Wie bewertet der Papst den Stand der Ökumene?

Benedikt sieht viele Fortschritte bei den Orthodoxen - ganz gegenteilig entwickelt sich seiner Meinung nach das Verhältnis zur evangelischen Kirche. "Man muss tatsächlich feststellen, dass der Protestantismus Schritte getan hat, die ihn eher von uns entfernen; mit der Frauenordination, der Akzeptanz homosexueller Partnerschaften und dergleichen mehr."

Sucht Benedikt die Konfrontation oder die Annäherung mit dem Islam?

Seine Regensburger Rede über Gewalt im Islam, die ihm im Jahr 2006 weltweit Kritik und Proteste einbrachte, sieht Benedikt heute als Beginn eines intensiven Dialogs. "Es wurde deutlich, dass der Islam im öffentlichen Dialog zwei Fragen klären muss, nämlich die Fragen seines Verhältnisses zur Gewalt und zur Vernunft."

Sieht er Fehler im Vatikan im Zusammenhang mit den deutschen Missbrauchsfällen?

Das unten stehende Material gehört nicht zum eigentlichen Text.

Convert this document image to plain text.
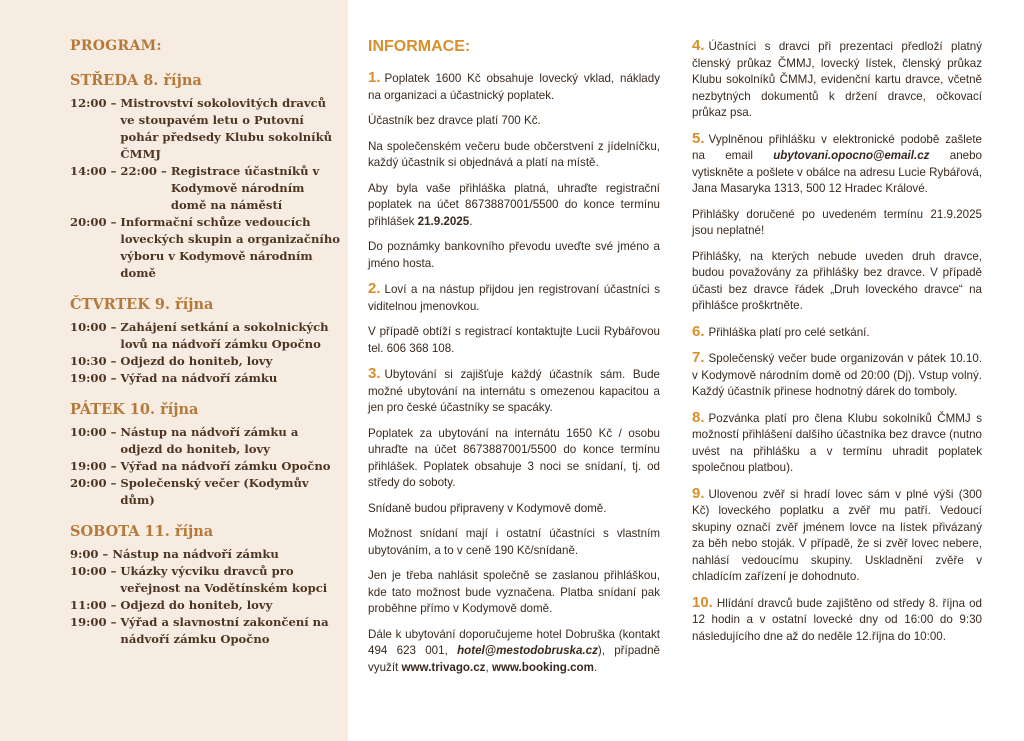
PROGRAM:
STŘEDA 8. října
12:00 – Mistrovství sokolovitých dravců ve stoupavém letu o Putovní pohár předsedy Klubu sokolníků ČMMJ
14:00 – 22:00 – Registrace účastníků v Kodymově národním domě na náměstí
20:00 – Informační schůze vedoucích loveckých skupin a organizačního výboru v Kodymově národním domě
ČTVRTEK 9. října
10:00 – Zahájení setkání a sokolnických lovů na nádvoří zámku Opočno
10:30 – Odjezd do honiteb, lovy
19:00 – Výřad na nádvoří zámku
PÁTEK 10. října
10:00 – Nástup na nádvoří zámku a odjezd do honiteb, lovy
19:00 – Výřad na nádvoří zámku Opočno
20:00 – Společenský večer (Kodymův dům)
SOBOTA 11. října
9:00 – Nástup na nádvoří zámku
10:00 – Ukázky výcviku dravců pro veřejnost na Vodětínském kopci
11:00 – Odjezd do honiteb, lovy
19:00 – Výřad a slavnostní zakončení na nádvoří zámku Opočno
INFORMACE:

1. Poplatek 1600 Kč obsahuje lovecký vklad, náklady na organizaci a účastnický poplatek.

Účastník bez dravce platí 700 Kč.

Na společenském večeru bude občerstvení z jídelníčku, každý účastník si objednává a platí na místě.

Aby byla vaše přihláška platná, uhraďte registrační poplatek na účet 8673887001/5500 do konce termínu přihlášek 21.9.2025.

Do poznámky bankovního převodu uveďte své jméno a jméno hosta.

2. Loví a na nástup přijdou jen registrovaní účastníci s viditelnou jmenovkou.

V případě obtíží s registrací kontaktujte Lucii Rybářovou tel. 606 368 108.

3. Ubytování si zajišťuje každý účastník sám. Bude možné ubytování na internátu s omezenou kapacitou a jen pro české účastníky se spacáky.

Poplatek za ubytování na internátu 1650 Kč / osobu uhraďte na účet 8673887001/5500 do konce termínu přihlášek. Poplatek obsahuje 3 noci se snídaní, tj. od středy do soboty.

Snídaně budou připraveny v Kodymově domě.

Možnost snídaní mají i ostatní účastníci s vlastním ubytováním, a to v ceně 190 Kč/snídaně.

Jen je třeba nahlásit společně se zaslanou přihláškou, kde tato možnost bude vyznačena. Platba snídaní pak proběhne přímo v Kodymově domě.

Dále k ubytování doporučujeme hotel Dobruška (kontakt 494 623 001, hotel@mestodobruska.cz), případně využít www.trivago.cz, www.booking.com.

4. Účastníci s dravci při prezentaci předloží platný členský průkaz ČMMJ, lovecký lístek, členský průkaz Klubu sokolníků ČMMJ, evidenční kartu dravce, včetně nezbytných dokumentů k držení dravce, očkovací průkaz psa.

5. Vyplněnou přihlášku v elektronické podobě zašlete na email ubytovani.opocno@email.cz anebo vytiskněte a pošlete v obálce na adresu Lucie Rybářová, Jana Masaryka 1313, 500 12 Hradec Králové.

Přihlášky doručené po uvedeném termínu 21.9.2025 jsou neplatné!

Přihlášky, na kterých nebude uveden druh dravce, budou považovány za přihlášky bez dravce. V případě účasti bez dravce řádek „Druh loveckého dravce“ na přihlášce proškrtněte.

6. Přihláška platí pro celé setkání.

7. Společenský večer bude organizován v pátek 10.10. v Kodymově národním domě od 20:00 (Dj). Vstup volný. Každý účastník přinese hodnotný dárek do tomboly.

8. Pozvánka platí pro člena Klubu sokolníků ČMMJ s možností přihlášení dalšího účastníka bez dravce (nutno uvést na přihlášku a v termínu uhradit poplatek společnou platbou).

9. Ulovenou zvěř si hradí lovec sám v plné výši (300 Kč) loveckého poplatku a zvěř mu patří. Vedoucí skupiny označí zvěř jménem lovce na lístek přivázaný za běh nebo stoják. V případě, že si zvěř lovec nebere, nahlásí vedoucímu skupiny. Uskladnění zvěře v chladícím zařízení je dohodnuto.

10. Hlídání dravců bude zajištěno od středy 8. října od 12 hodin a v ostatní lovecké dny od 16:00 do 9:30 následujícího dne až do neděle 12.října do 10:00.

Benedikt hält die angesichts der früher bekanntgewordenen Missbrauchsfälle in den USA verschärften Normen des Vatikan für richtig. "Ob es dann Aufgabe Roms gewesen wäre, allen Ländern eigens zu sagen: Schaut, ob es auch bei euch so ist? Vielleicht hätten wir das tun sollen."

Wie empfindet der Papst das Verhältnis zu seinem Heimatland?

"Dass es im katholischen Deutschland eine beträchtliche Schicht gibt, die sozusagen darauf wartet, auf den Papst einschlagen zu können, ist eine Tatsache und gehört zu der Gestalt des Katholizismus in unserer Zeit."

Kann der 83-Jährige sich einen Rücktritt aus Altersgründen vorstellen?

Falls die Gebrechen zu schwerwiegend werden - ja: "Wenn ein Papst zur klaren Erkenntnis kommt, dass er physisch, psychisch und geistig den Auftrag seines Amtes nicht mehr bewältigen kann, dann hat er ein Recht und unter Umständen auch eine Pflicht zurückzutreten.